The United States is the world’s most expensive country to give birth. Yet, its maternal mortality rate was the highest compared to other wealthy nations, with 23.8 deaths per 100,000 births in 2020.
Professor Myrtede Alfred (MIE), has dedicated her career to integrating equity in patient safety efforts in maternal care.
Now, she is conducting new research to further understand the disproportionate rates of racial and ethnic maternal health disparities in the U.S.
“In the U.S., maternal health disparities have been recorded for more than 80 years. We know that a lot of maternal deaths are preventable. This suggests that there are issues within the clinical system,” Alfred says.
“How we deliver care contributes to these outcomes and the disparities in these outcomes.”
Alfred’s current research starts with a year-long study examining maternal health disparities in one large health system in South Carolina. With sights on expanding to other health systems, the goal of the project is to identify systems issues that contribute to adverse maternal outcomes and disparities. These findings will support quality improvement and equity efforts and help create safer clinical systems.
Alfred utilizes human factors engineering approaches in her research, which explores the relationship between people and systems. Human factors engineering considers aspects like human behaviour and capabilities to ensure systems run safely. It also considers how system design impacts efficiency, productivity, and equity.

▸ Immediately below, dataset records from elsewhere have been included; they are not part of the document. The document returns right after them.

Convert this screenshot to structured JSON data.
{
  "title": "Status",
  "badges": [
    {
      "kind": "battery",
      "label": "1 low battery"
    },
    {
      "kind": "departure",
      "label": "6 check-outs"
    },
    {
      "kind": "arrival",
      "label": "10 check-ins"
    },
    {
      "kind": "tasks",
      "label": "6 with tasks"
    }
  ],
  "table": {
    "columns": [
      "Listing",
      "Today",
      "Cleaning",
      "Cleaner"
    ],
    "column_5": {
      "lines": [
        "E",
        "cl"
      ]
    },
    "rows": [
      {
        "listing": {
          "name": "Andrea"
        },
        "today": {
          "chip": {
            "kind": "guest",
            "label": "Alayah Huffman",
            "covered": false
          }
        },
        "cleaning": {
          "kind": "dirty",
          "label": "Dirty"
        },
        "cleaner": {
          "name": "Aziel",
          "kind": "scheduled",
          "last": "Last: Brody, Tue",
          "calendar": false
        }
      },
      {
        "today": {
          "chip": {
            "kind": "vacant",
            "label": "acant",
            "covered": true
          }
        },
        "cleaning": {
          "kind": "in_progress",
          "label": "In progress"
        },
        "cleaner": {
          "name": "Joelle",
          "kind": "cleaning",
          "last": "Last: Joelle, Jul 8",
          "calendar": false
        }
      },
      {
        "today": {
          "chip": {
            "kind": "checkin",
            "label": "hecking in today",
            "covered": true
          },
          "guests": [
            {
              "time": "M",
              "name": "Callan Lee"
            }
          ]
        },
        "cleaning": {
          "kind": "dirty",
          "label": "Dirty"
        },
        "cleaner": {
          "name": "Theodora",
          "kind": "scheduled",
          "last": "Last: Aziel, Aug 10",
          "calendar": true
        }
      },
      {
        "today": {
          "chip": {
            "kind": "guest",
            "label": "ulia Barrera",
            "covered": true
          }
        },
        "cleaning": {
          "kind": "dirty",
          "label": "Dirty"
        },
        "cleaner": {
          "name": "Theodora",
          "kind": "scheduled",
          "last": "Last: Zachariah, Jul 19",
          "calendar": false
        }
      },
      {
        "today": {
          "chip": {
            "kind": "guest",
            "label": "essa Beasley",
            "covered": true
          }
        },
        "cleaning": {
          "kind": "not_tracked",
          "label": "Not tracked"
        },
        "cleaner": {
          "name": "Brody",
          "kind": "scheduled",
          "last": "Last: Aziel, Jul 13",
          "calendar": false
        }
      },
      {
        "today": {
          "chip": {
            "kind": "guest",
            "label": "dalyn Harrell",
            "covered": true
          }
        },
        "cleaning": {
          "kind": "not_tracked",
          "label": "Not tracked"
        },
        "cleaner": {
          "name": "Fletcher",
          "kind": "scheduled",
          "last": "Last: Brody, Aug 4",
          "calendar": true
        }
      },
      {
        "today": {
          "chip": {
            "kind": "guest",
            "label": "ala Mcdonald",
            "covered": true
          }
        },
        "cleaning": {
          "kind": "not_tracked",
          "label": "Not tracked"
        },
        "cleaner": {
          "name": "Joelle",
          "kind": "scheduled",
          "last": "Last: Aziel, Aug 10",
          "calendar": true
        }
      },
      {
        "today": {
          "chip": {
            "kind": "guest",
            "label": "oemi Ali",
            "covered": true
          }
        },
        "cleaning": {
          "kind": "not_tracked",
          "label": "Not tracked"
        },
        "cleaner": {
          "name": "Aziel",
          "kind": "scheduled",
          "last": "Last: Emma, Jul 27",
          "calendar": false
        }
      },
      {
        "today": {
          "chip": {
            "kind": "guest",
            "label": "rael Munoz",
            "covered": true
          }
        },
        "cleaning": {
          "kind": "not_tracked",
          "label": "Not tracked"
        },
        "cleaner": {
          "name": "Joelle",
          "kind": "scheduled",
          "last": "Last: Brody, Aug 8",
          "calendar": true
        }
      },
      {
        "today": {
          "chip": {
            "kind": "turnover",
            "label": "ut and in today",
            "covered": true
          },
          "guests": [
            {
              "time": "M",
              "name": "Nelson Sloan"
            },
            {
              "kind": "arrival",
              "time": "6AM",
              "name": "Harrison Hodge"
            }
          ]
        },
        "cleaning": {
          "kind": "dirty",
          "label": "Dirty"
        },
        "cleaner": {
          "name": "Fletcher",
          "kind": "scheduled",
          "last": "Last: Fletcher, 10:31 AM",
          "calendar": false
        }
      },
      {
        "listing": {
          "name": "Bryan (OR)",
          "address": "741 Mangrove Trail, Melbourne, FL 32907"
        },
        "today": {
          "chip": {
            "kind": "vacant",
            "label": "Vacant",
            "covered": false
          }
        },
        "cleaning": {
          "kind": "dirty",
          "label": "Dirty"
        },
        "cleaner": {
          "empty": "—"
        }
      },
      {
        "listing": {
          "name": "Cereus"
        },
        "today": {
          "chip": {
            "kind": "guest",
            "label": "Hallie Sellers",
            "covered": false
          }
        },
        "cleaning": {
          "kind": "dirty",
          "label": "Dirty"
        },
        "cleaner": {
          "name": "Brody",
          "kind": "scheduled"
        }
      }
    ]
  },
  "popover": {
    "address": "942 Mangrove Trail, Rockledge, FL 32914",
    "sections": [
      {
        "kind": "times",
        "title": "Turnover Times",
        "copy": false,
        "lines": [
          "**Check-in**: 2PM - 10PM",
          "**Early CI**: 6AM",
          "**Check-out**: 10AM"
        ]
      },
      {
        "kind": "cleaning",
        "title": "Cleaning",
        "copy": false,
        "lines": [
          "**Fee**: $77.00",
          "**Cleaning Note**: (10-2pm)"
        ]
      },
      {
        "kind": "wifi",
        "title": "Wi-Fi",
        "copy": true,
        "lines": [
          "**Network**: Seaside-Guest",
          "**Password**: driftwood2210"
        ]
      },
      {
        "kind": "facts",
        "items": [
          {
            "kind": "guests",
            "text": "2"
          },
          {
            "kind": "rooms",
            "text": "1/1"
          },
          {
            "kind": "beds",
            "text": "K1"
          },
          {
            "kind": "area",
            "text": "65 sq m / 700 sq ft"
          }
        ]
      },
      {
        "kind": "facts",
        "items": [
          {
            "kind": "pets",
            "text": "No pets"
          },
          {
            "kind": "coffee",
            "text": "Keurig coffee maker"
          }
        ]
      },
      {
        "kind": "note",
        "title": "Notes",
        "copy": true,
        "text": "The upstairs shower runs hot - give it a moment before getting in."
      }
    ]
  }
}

“Part of what we do as human factors practitioners and researchers is investigate systems to understand how certain events or harms impact some populations more than others,” Alfred says.
“We do this through direct observation in clinical environments and by interviewing staff and patients in clinical systems, and couple that with what we already know about how clinicians make treatment decisions.”

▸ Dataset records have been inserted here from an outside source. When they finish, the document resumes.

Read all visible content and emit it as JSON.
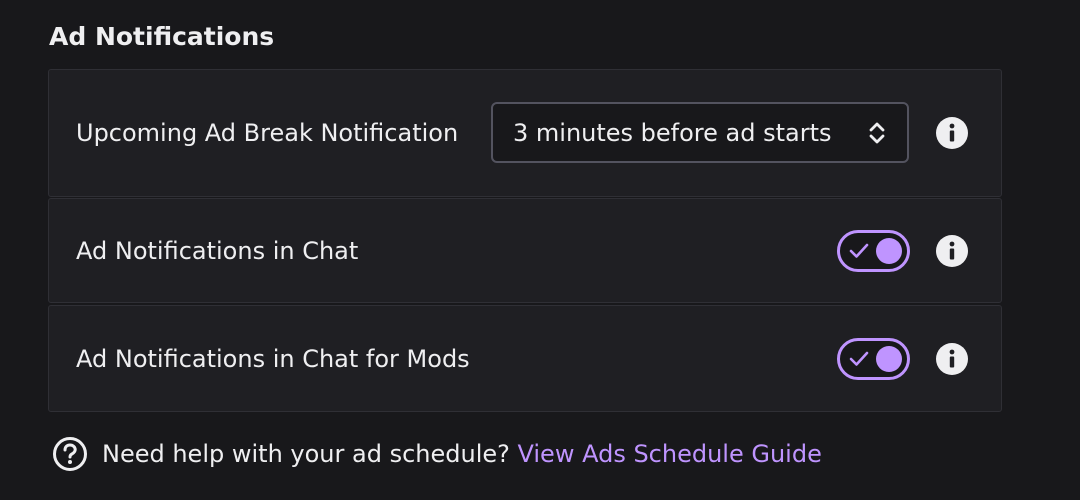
{
  "section": {
    "title": "Ad Notifications"
  },
  "rows": [
    {
      "label": "Upcoming Ad Break Notification",
      "control": "select",
      "select_value": "3 minutes before ad starts",
      "info_icon": "info-icon"
    },
    {
      "label": "Ad Notifications in Chat",
      "control": "toggle",
      "toggle_on": true,
      "info_icon": "info-icon"
    },
    {
      "label": "Ad Notifications in Chat for Mods",
      "control": "toggle",
      "toggle_on": true,
      "info_icon": "info-icon"
    }
  ],
  "help": {
    "icon": "question-circle-icon",
    "text": "Need help with your ad schedule?",
    "link_text": "View Ads Schedule Guide"
  },
  "colors": {
    "background": "#18181b",
    "panel": "#1f1f23",
    "accent": "#bf94ff",
    "text": "#efeff1"
  }
}
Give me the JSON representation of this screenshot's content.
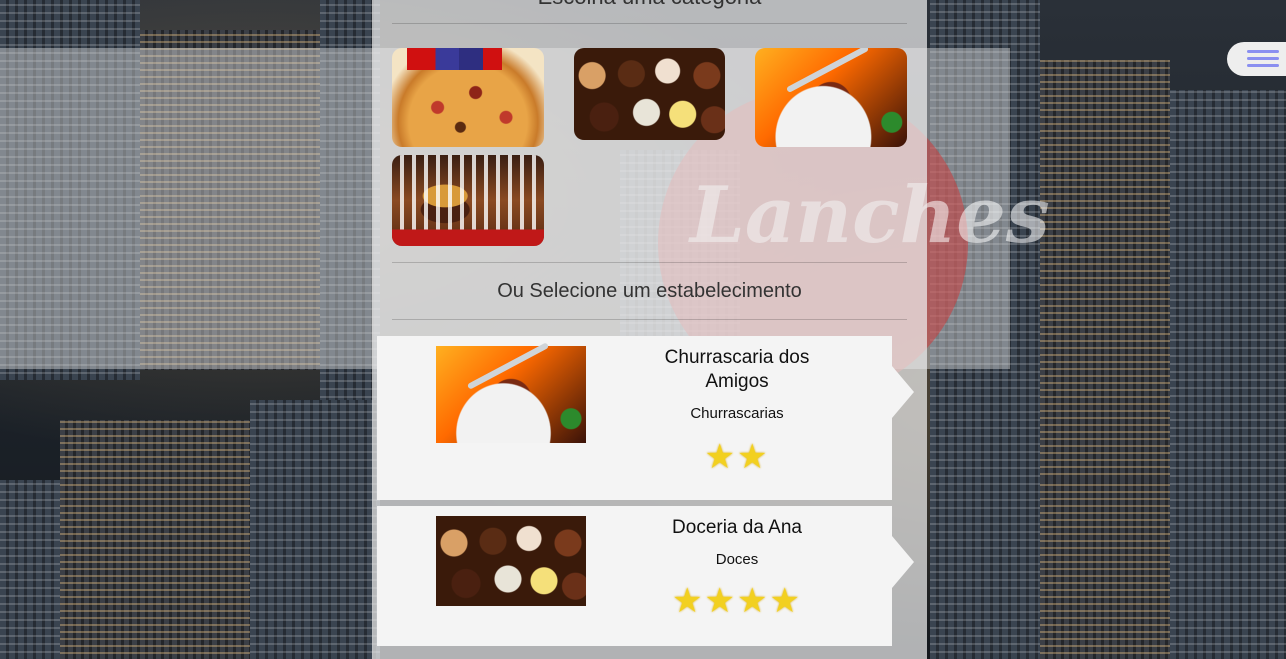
{
  "header": {
    "category_title": "Escolha uma categoria"
  },
  "categories": [
    {
      "name": "Pizzas",
      "icon": "pizza-image"
    },
    {
      "name": "Doces",
      "icon": "chocolates-image"
    },
    {
      "name": "Churrascarias",
      "icon": "grill-image"
    },
    {
      "name": "Lanches",
      "icon": "burger-image"
    }
  ],
  "logo_watermark": "Lanches",
  "select_title": "Ou Selecione um estabelecimento",
  "establishments": [
    {
      "name": "Churrascaria dos Amigos",
      "category": "Churrascarias",
      "stars": "★★",
      "rating": 2
    },
    {
      "name": "Doceria da Ana",
      "category": "Doces",
      "stars": "★★★★",
      "rating": 4
    }
  ],
  "colors": {
    "panel": "#eeeeee",
    "card": "#f4f4f4",
    "star": "#f2d020",
    "menu_icon": "#8a8ff0",
    "logo": "#cd3c3c"
  }
}
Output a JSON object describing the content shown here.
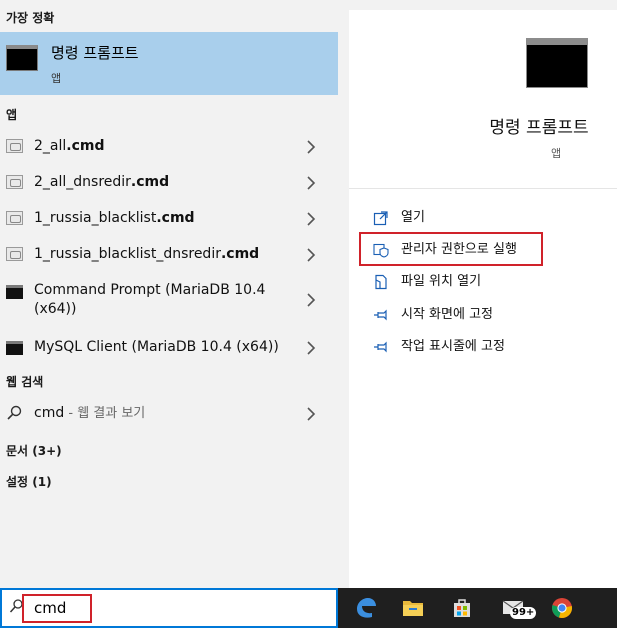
{
  "left": {
    "best_match_header": "가장 정확",
    "best_match": {
      "title": "명령 프롬프트",
      "subtitle": "앱",
      "icon": "command-prompt-icon"
    },
    "apps_header": "앱",
    "apps": [
      {
        "name": "2_all",
        "ext": ".cmd",
        "icon": "cmd-file-icon"
      },
      {
        "name": "2_all_dnsredir",
        "ext": ".cmd",
        "icon": "cmd-file-icon"
      },
      {
        "name": "1_russia_blacklist",
        "ext": ".cmd",
        "icon": "cmd-file-icon"
      },
      {
        "name": "1_russia_blacklist_dnsredir",
        "ext": ".cmd",
        "icon": "cmd-file-icon"
      },
      {
        "name": "Command Prompt (MariaDB 10.4",
        "name2": "(x64))",
        "icon": "console-icon"
      },
      {
        "name": "MySQL Client (MariaDB 10.4 (x64))",
        "icon": "console-icon"
      }
    ],
    "web_header": "웹 검색",
    "web_result": {
      "query": "cmd",
      "suffix": " - 웹 결과 보기",
      "icon": "search-icon"
    },
    "docs": "문서 (3+)",
    "settings": "설정 (1)"
  },
  "search": {
    "value": "cmd"
  },
  "taskbar": [
    "edge-icon",
    "file-explorer-icon",
    "store-icon",
    "mail-icon",
    "chrome-icon"
  ],
  "taskbar_badge": "99+",
  "right": {
    "title": "명령 프롬프트",
    "subtitle": "앱",
    "actions": [
      {
        "label": "열기",
        "icon": "open-icon"
      },
      {
        "label": "관리자 권한으로 실행",
        "icon": "shield-icon"
      },
      {
        "label": "파일 위치 열기",
        "icon": "file-location-icon"
      },
      {
        "label": "시작 화면에 고정",
        "icon": "pin-icon"
      },
      {
        "label": "작업 표시줄에 고정",
        "icon": "pin-icon"
      }
    ]
  },
  "colors": {
    "selection": "#a9cfec",
    "highlight_box": "#d0222a",
    "accent": "#0078d7"
  }
}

Incident safety reports disregard race, lack robust data
One of the study’s key findings shows that patient safety incident reports typically do not have fields for race or ethnicity. It also lacks other demographic factors.
To link existing data to race and ethnicity, Alfred and her team input data to a clinical data warehouse — a tool that consolidates data from various clinical sources. Results show that differences in the type of maternal care received — such as the type of anesthesia provided, cesarean rates, fall prevention and diagnostic errors — impact non-Hispanic Black (NHB) populations more than others.
A recent report from the Centers for Disease Control and Prevention (CDC) notes that in the U.S., 80 per cent of all maternal deaths and severe maternal morbidity are considered preventable, according to data focused on 2017 to 2019 from the Maternal Mortality Review Committees (MMRCs). A journal article co-authored by Alfred, also notes that NHB and Indigenous mothers are two to three times more likely to die during or after childbirth, compared to non-Hispanic white patients.
Alfred says that available existing data in South Carolina focuses on the population level, which means that individual hospitals may not know the extent of disparities at their institution, and the data that is available is not granular enough.
Her study will largely focus on disaggregating the data by race/ethnicity to determine where disparities exist.
A team of student researchers in her lab are developing a machine learning algorithm to improve coding of adverse events and utilizing process mining approaches to help identify pathways associated with adverse outcomes. Meanwhile, a research collaborator at University of Texas, San Antonio, with a background in demography, will also conduct geographic information system analysis to understand how different outcomes are spread across South Carolina.
As current data about patient safety is also rarely connected with race and ethnicity in Canada, a recent NSERC Discovery Grant will help Alfred conduct an additional research project in Canada to help find the answers.
“Absence of pathology does not mean a positive experience or that damage hasn’t been caused,” Alfred says.
“We first have to redesign systems before we start to make them more resilient, particularly if the systems are currently designed in a way that is performing disproportionately for certain populations.”